Об этом знает лишь сам Кан-и-Гут, а нам знать не дано. Мы, спортсмены-спелеологи, привыкшие штурмовать карстовые пещеры,
как альпинист штурмует гору, и слышать лишь своё собственное дыхание, только как бы прошлись стороной, в сущности, мало
что заметив, поняв ещё менее!».
Вот так представилось, навеянное впечатлениями первых встреч и скудностью достоверных данных,
что одна из самых тёмных загадок Кан-и-Гута – это тайна человеческих судеб и страданий, но как раз она, скорее всего,
навсегда похоронена под обломками времени.
А как хотелось бы написать книгу объёмом, достойным предмета, с броским названием "Рудник Погибели и
Забвения"! Но только вряд ли кто её теперь напишет. Она часто видится мне, как сам Кан-и-Гут – такая печальная книга без
начала и с недописанным концом, которая "läßt sich nicht lesen" – не позволяет себя прочесть…
(2002 г.)
POSTSCRIPTUM
Вышеизложенный рассказ основан преимуществеено на юношеских переживаниях автора. Он не претендует
на глубину и правильность трактовок и в ряде мест преднамеренно не приведён в соответствие с имеющейся по затронутому предмету
библиографией. Таковая же оказалась не столь скудной, как ранее можно было предполагать.

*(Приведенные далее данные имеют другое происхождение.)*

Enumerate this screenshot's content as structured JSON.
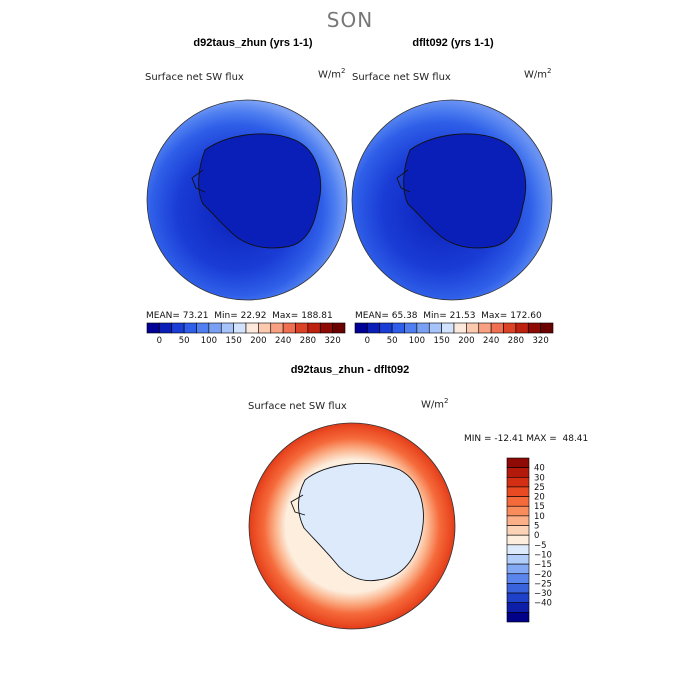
{
  "title": "SON",
  "chart_data": [
    {
      "type": "heatmap",
      "projection": "south-polar-stereographic",
      "title": "d92taus_zhun (yrs 1-1)",
      "variable": "Surface net SW flux",
      "units": "W/m",
      "units_sup": "2",
      "stats": {
        "mean": "73.21",
        "min": "22.92",
        "max": "188.81"
      },
      "mean_label": "MEAN=",
      "min_label": "Min=",
      "max_label": "Max=",
      "contour_levels": [
        0,
        25,
        50,
        75,
        100,
        125,
        150,
        175,
        200,
        220,
        240,
        260,
        280,
        300,
        320
      ],
      "colorbar_ticks": [
        "0",
        "50",
        "100",
        "150",
        "200",
        "240",
        "280",
        "320"
      ],
      "colors": [
        "#000099",
        "#0a1fb8",
        "#1a3dd6",
        "#2f5fe8",
        "#4f7ff0",
        "#7aa0f5",
        "#a6c3fa",
        "#d3e2fd",
        "#fde8dc",
        "#fcc8ae",
        "#f8a07f",
        "#ef7050",
        "#dc4326",
        "#bd2210",
        "#8f0a05",
        "#6a0000"
      ]
    },
    {
      "type": "heatmap",
      "projection": "south-polar-stereographic",
      "title": "dflt092 (yrs 1-1)",
      "variable": "Surface net SW flux",
      "units": "W/m",
      "units_sup": "2",
      "stats": {
        "mean": "65.38",
        "min": "21.53",
        "max": "172.60"
      },
      "mean_label": "MEAN=",
      "min_label": "Min=",
      "max_label": "Max=",
      "contour_levels": [
        0,
        25,
        50,
        75,
        100,
        125,
        150,
        175,
        200,
        220,
        240,
        260,
        280,
        300,
        320
      ],
      "colorbar_ticks": [
        "0",
        "50",
        "100",
        "150",
        "200",
        "240",
        "280",
        "320"
      ],
      "colors": [
        "#000099",
        "#0a1fb8",
        "#1a3dd6",
        "#2f5fe8",
        "#4f7ff0",
        "#7aa0f5",
        "#a6c3fa",
        "#d3e2fd",
        "#fde8dc",
        "#fcc8ae",
        "#f8a07f",
        "#ef7050",
        "#dc4326",
        "#bd2210",
        "#8f0a05",
        "#6a0000"
      ]
    },
    {
      "type": "heatmap",
      "projection": "south-polar-stereographic",
      "title": "d92taus_zhun - dflt092",
      "variable": "Surface net SW flux",
      "units": "W/m",
      "units_sup": "2",
      "stats_text": "MIN = -12.41 MAX =  48.41",
      "colorbar_levels": [
        "40",
        "30",
        "25",
        "20",
        "15",
        "10",
        "5",
        "0",
        "−5",
        "−10",
        "−15",
        "−20",
        "−25",
        "−30",
        "−40"
      ],
      "colors": [
        "#8f0a05",
        "#b31a0c",
        "#d42f14",
        "#ea4a22",
        "#f56a3b",
        "#f88c5c",
        "#fbb088",
        "#fdd3b8",
        "#fdeede",
        "#ddeafc",
        "#b2cdfa",
        "#83a8f4",
        "#5a85ec",
        "#3963dd",
        "#1f40c8",
        "#0d1fa8",
        "#000088"
      ]
    }
  ]
}
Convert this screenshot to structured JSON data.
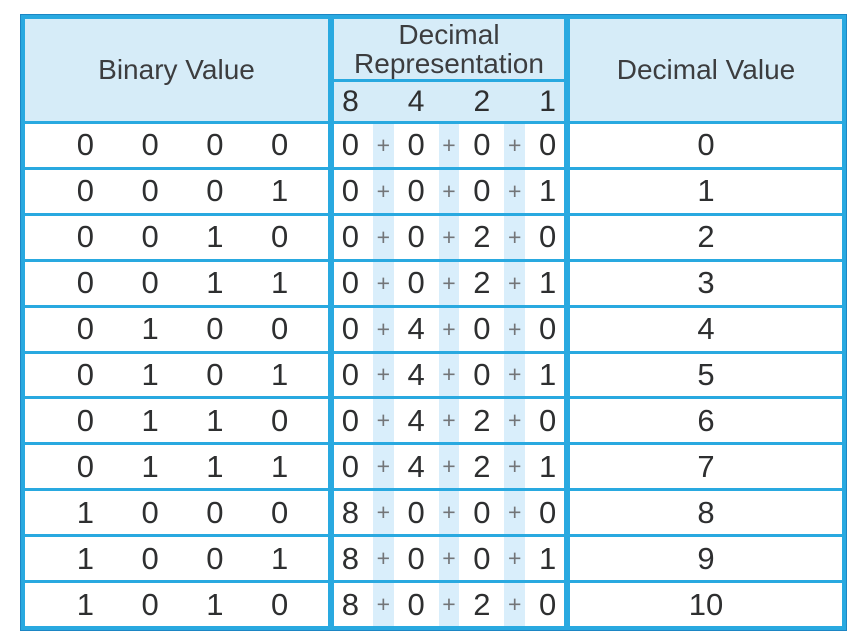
{
  "table": {
    "headers": {
      "binary": "Binary Value",
      "decimal_representation": "Decimal Representation",
      "weights": [
        "8",
        "4",
        "2",
        "1"
      ],
      "decimal_value": "Decimal Value"
    },
    "symbols": {
      "plus": "+"
    },
    "rows": [
      {
        "binary": [
          "0",
          "0",
          "0",
          "0"
        ],
        "repr": [
          "0",
          "0",
          "0",
          "0"
        ],
        "decimal": "0"
      },
      {
        "binary": [
          "0",
          "0",
          "0",
          "1"
        ],
        "repr": [
          "0",
          "0",
          "0",
          "1"
        ],
        "decimal": "1"
      },
      {
        "binary": [
          "0",
          "0",
          "1",
          "0"
        ],
        "repr": [
          "0",
          "0",
          "2",
          "0"
        ],
        "decimal": "2"
      },
      {
        "binary": [
          "0",
          "0",
          "1",
          "1"
        ],
        "repr": [
          "0",
          "0",
          "2",
          "1"
        ],
        "decimal": "3"
      },
      {
        "binary": [
          "0",
          "1",
          "0",
          "0"
        ],
        "repr": [
          "0",
          "4",
          "0",
          "0"
        ],
        "decimal": "4"
      },
      {
        "binary": [
          "0",
          "1",
          "0",
          "1"
        ],
        "repr": [
          "0",
          "4",
          "0",
          "1"
        ],
        "decimal": "5"
      },
      {
        "binary": [
          "0",
          "1",
          "1",
          "0"
        ],
        "repr": [
          "0",
          "4",
          "2",
          "0"
        ],
        "decimal": "6"
      },
      {
        "binary": [
          "0",
          "1",
          "1",
          "1"
        ],
        "repr": [
          "0",
          "4",
          "2",
          "1"
        ],
        "decimal": "7"
      },
      {
        "binary": [
          "1",
          "0",
          "0",
          "0"
        ],
        "repr": [
          "8",
          "0",
          "0",
          "0"
        ],
        "decimal": "8"
      },
      {
        "binary": [
          "1",
          "0",
          "0",
          "1"
        ],
        "repr": [
          "8",
          "0",
          "0",
          "1"
        ],
        "decimal": "9"
      },
      {
        "binary": [
          "1",
          "0",
          "1",
          "0"
        ],
        "repr": [
          "8",
          "0",
          "2",
          "0"
        ],
        "decimal": "10"
      }
    ],
    "colors": {
      "border": "#29a9e0",
      "border_rim": "#1d86c4",
      "header_fill": "#d6ecf8",
      "stripe_fill": "#d9eefb",
      "text": "#2e2f30",
      "plus_sign": "#737578"
    }
  }
}
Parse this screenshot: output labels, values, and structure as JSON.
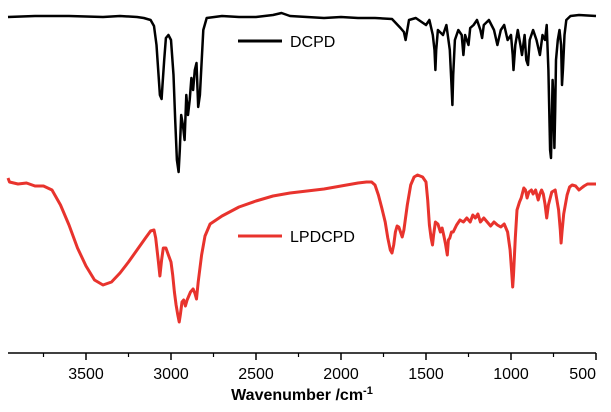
{
  "chart_data": {
    "type": "line",
    "title": "",
    "xlabel": "Wavenumber /cm",
    "xlabel_superscript": "-1",
    "ylabel": "",
    "xlim": [
      4000,
      500
    ],
    "x_reversed": true,
    "xticks": [
      3500,
      3000,
      2500,
      2000,
      1500,
      1000,
      500
    ],
    "grid": false,
    "legend_placement": "per-curve labels near 2000 cm-1",
    "series": [
      {
        "name": "DCPD",
        "color": "#000000",
        "points": [
          [
            4000,
            17
          ],
          [
            3800,
            16
          ],
          [
            3600,
            16
          ],
          [
            3400,
            17
          ],
          [
            3300,
            16
          ],
          [
            3200,
            17
          ],
          [
            3160,
            18
          ],
          [
            3120,
            20
          ],
          [
            3100,
            26
          ],
          [
            3085,
            45
          ],
          [
            3075,
            70
          ],
          [
            3065,
            95
          ],
          [
            3055,
            99
          ],
          [
            3050,
            85
          ],
          [
            3040,
            60
          ],
          [
            3030,
            38
          ],
          [
            3015,
            35
          ],
          [
            3000,
            40
          ],
          [
            2985,
            75
          ],
          [
            2975,
            120
          ],
          [
            2965,
            160
          ],
          [
            2955,
            172
          ],
          [
            2948,
            150
          ],
          [
            2940,
            115
          ],
          [
            2930,
            125
          ],
          [
            2920,
            140
          ],
          [
            2910,
            95
          ],
          [
            2900,
            115
          ],
          [
            2890,
            100
          ],
          [
            2880,
            78
          ],
          [
            2870,
            90
          ],
          [
            2860,
            70
          ],
          [
            2850,
            63
          ],
          [
            2840,
            107
          ],
          [
            2830,
            95
          ],
          [
            2810,
            30
          ],
          [
            2790,
            18
          ],
          [
            2700,
            16
          ],
          [
            2600,
            17
          ],
          [
            2500,
            17
          ],
          [
            2400,
            15
          ],
          [
            2350,
            13
          ],
          [
            2300,
            16
          ],
          [
            2200,
            17
          ],
          [
            2100,
            18
          ],
          [
            2000,
            17
          ],
          [
            1900,
            18
          ],
          [
            1800,
            18
          ],
          [
            1700,
            19
          ],
          [
            1650,
            28
          ],
          [
            1630,
            32
          ],
          [
            1620,
            40
          ],
          [
            1610,
            30
          ],
          [
            1600,
            20
          ],
          [
            1560,
            18
          ],
          [
            1500,
            25
          ],
          [
            1480,
            20
          ],
          [
            1460,
            35
          ],
          [
            1450,
            50
          ],
          [
            1445,
            70
          ],
          [
            1440,
            50
          ],
          [
            1430,
            30
          ],
          [
            1400,
            35
          ],
          [
            1380,
            25
          ],
          [
            1360,
            50
          ],
          [
            1350,
            85
          ],
          [
            1345,
            105
          ],
          [
            1340,
            75
          ],
          [
            1330,
            40
          ],
          [
            1310,
            30
          ],
          [
            1290,
            35
          ],
          [
            1280,
            55
          ],
          [
            1270,
            35
          ],
          [
            1250,
            45
          ],
          [
            1240,
            28
          ],
          [
            1220,
            25
          ],
          [
            1200,
            20
          ],
          [
            1180,
            30
          ],
          [
            1170,
            38
          ],
          [
            1160,
            25
          ],
          [
            1130,
            20
          ],
          [
            1100,
            30
          ],
          [
            1080,
            45
          ],
          [
            1060,
            30
          ],
          [
            1040,
            25
          ],
          [
            1020,
            40
          ],
          [
            1000,
            35
          ],
          [
            990,
            55
          ],
          [
            985,
            70
          ],
          [
            975,
            45
          ],
          [
            960,
            30
          ],
          [
            945,
            45
          ],
          [
            935,
            55
          ],
          [
            920,
            35
          ],
          [
            910,
            60
          ],
          [
            900,
            65
          ],
          [
            890,
            40
          ],
          [
            870,
            30
          ],
          [
            850,
            40
          ],
          [
            830,
            55
          ],
          [
            815,
            35
          ],
          [
            800,
            40
          ],
          [
            790,
            25
          ],
          [
            780,
            70
          ],
          [
            770,
            150
          ],
          [
            765,
            158
          ],
          [
            760,
            120
          ],
          [
            755,
            80
          ],
          [
            750,
            100
          ],
          [
            745,
            148
          ],
          [
            740,
            110
          ],
          [
            735,
            60
          ],
          [
            725,
            40
          ],
          [
            715,
            30
          ],
          [
            705,
            45
          ],
          [
            700,
            85
          ],
          [
            695,
            70
          ],
          [
            685,
            35
          ],
          [
            675,
            20
          ],
          [
            650,
            16
          ],
          [
            600,
            15
          ],
          [
            500,
            16
          ]
        ]
      },
      {
        "name": "LPDCPD",
        "color": "#e8332d",
        "points": [
          [
            4000,
            178
          ],
          [
            3950,
            182
          ],
          [
            3900,
            184
          ],
          [
            3850,
            183
          ],
          [
            3800,
            186
          ],
          [
            3750,
            186
          ],
          [
            3700,
            190
          ],
          [
            3650,
            205
          ],
          [
            3600,
            225
          ],
          [
            3550,
            248
          ],
          [
            3500,
            266
          ],
          [
            3450,
            280
          ],
          [
            3400,
            285
          ],
          [
            3350,
            282
          ],
          [
            3300,
            273
          ],
          [
            3250,
            262
          ],
          [
            3200,
            250
          ],
          [
            3150,
            238
          ],
          [
            3120,
            231
          ],
          [
            3100,
            230
          ],
          [
            3090,
            238
          ],
          [
            3075,
            260
          ],
          [
            3065,
            276
          ],
          [
            3055,
            260
          ],
          [
            3045,
            248
          ],
          [
            3030,
            248
          ],
          [
            3015,
            255
          ],
          [
            3000,
            262
          ],
          [
            2990,
            275
          ],
          [
            2980,
            292
          ],
          [
            2970,
            305
          ],
          [
            2960,
            315
          ],
          [
            2952,
            322
          ],
          [
            2945,
            315
          ],
          [
            2935,
            302
          ],
          [
            2925,
            300
          ],
          [
            2915,
            306
          ],
          [
            2905,
            300
          ],
          [
            2895,
            296
          ],
          [
            2885,
            292
          ],
          [
            2870,
            289
          ],
          [
            2860,
            293
          ],
          [
            2850,
            299
          ],
          [
            2840,
            282
          ],
          [
            2820,
            255
          ],
          [
            2800,
            236
          ],
          [
            2770,
            224
          ],
          [
            2700,
            216
          ],
          [
            2600,
            207
          ],
          [
            2500,
            201
          ],
          [
            2400,
            196
          ],
          [
            2300,
            193
          ],
          [
            2200,
            191
          ],
          [
            2100,
            189
          ],
          [
            2000,
            186
          ],
          [
            1900,
            183
          ],
          [
            1850,
            182
          ],
          [
            1820,
            182
          ],
          [
            1800,
            185
          ],
          [
            1780,
            195
          ],
          [
            1760,
            208
          ],
          [
            1740,
            222
          ],
          [
            1725,
            238
          ],
          [
            1710,
            250
          ],
          [
            1700,
            253
          ],
          [
            1690,
            245
          ],
          [
            1680,
            232
          ],
          [
            1670,
            226
          ],
          [
            1660,
            227
          ],
          [
            1650,
            232
          ],
          [
            1640,
            237
          ],
          [
            1630,
            230
          ],
          [
            1610,
            205
          ],
          [
            1590,
            185
          ],
          [
            1570,
            177
          ],
          [
            1550,
            175
          ],
          [
            1520,
            177
          ],
          [
            1500,
            182
          ],
          [
            1490,
            200
          ],
          [
            1480,
            225
          ],
          [
            1470,
            238
          ],
          [
            1462,
            245
          ],
          [
            1455,
            235
          ],
          [
            1445,
            222
          ],
          [
            1430,
            224
          ],
          [
            1415,
            232
          ],
          [
            1405,
            228
          ],
          [
            1395,
            236
          ],
          [
            1385,
            244
          ],
          [
            1375,
            255
          ],
          [
            1368,
            240
          ],
          [
            1360,
            238
          ],
          [
            1350,
            232
          ],
          [
            1340,
            232
          ],
          [
            1320,
            225
          ],
          [
            1300,
            220
          ],
          [
            1280,
            222
          ],
          [
            1260,
            218
          ],
          [
            1240,
            222
          ],
          [
            1225,
            215
          ],
          [
            1210,
            218
          ],
          [
            1195,
            214
          ],
          [
            1180,
            222
          ],
          [
            1160,
            218
          ],
          [
            1140,
            222
          ],
          [
            1120,
            226
          ],
          [
            1100,
            222
          ],
          [
            1080,
            225
          ],
          [
            1060,
            227
          ],
          [
            1040,
            224
          ],
          [
            1020,
            232
          ],
          [
            1005,
            250
          ],
          [
            995,
            275
          ],
          [
            990,
            287
          ],
          [
            985,
            275
          ],
          [
            975,
            238
          ],
          [
            965,
            210
          ],
          [
            950,
            202
          ],
          [
            940,
            198
          ],
          [
            925,
            188
          ],
          [
            915,
            190
          ],
          [
            905,
            198
          ],
          [
            895,
            192
          ],
          [
            880,
            190
          ],
          [
            870,
            194
          ],
          [
            855,
            190
          ],
          [
            840,
            200
          ],
          [
            830,
            194
          ],
          [
            820,
            190
          ],
          [
            810,
            194
          ],
          [
            800,
            204
          ],
          [
            790,
            218
          ],
          [
            780,
            205
          ],
          [
            760,
            192
          ],
          [
            740,
            190
          ],
          [
            720,
            210
          ],
          [
            710,
            230
          ],
          [
            705,
            243
          ],
          [
            700,
            232
          ],
          [
            690,
            214
          ],
          [
            670,
            195
          ],
          [
            655,
            187
          ],
          [
            640,
            185
          ],
          [
            620,
            186
          ],
          [
            600,
            190
          ],
          [
            585,
            188
          ],
          [
            570,
            186
          ],
          [
            550,
            184
          ],
          [
            500,
            184
          ]
        ]
      }
    ]
  }
}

История рудника уходит в глубь веков
чуть ли не к началу нашей эры... Считают, что впервые описал Кан-и-Гут Авиценна, он давал совет благоразумный (возможно,
адресованный спелеологам будущего): “И если пойдёт по левой дороге, то пусть не желает осматривать других, дабы не потерять
сил от утомления...” Хотелось бы поведать о библиографической стороне предмета в отдельности, а пока оставим всё, как
есть. Автору представляется, что в таком неисправленном виде рассказ, вероятно, лучше передаст те ощущения, которые может получить,
если только того пожелает, каждый исследователь, чьё сердце открыто для всего таинственного и неизведанного.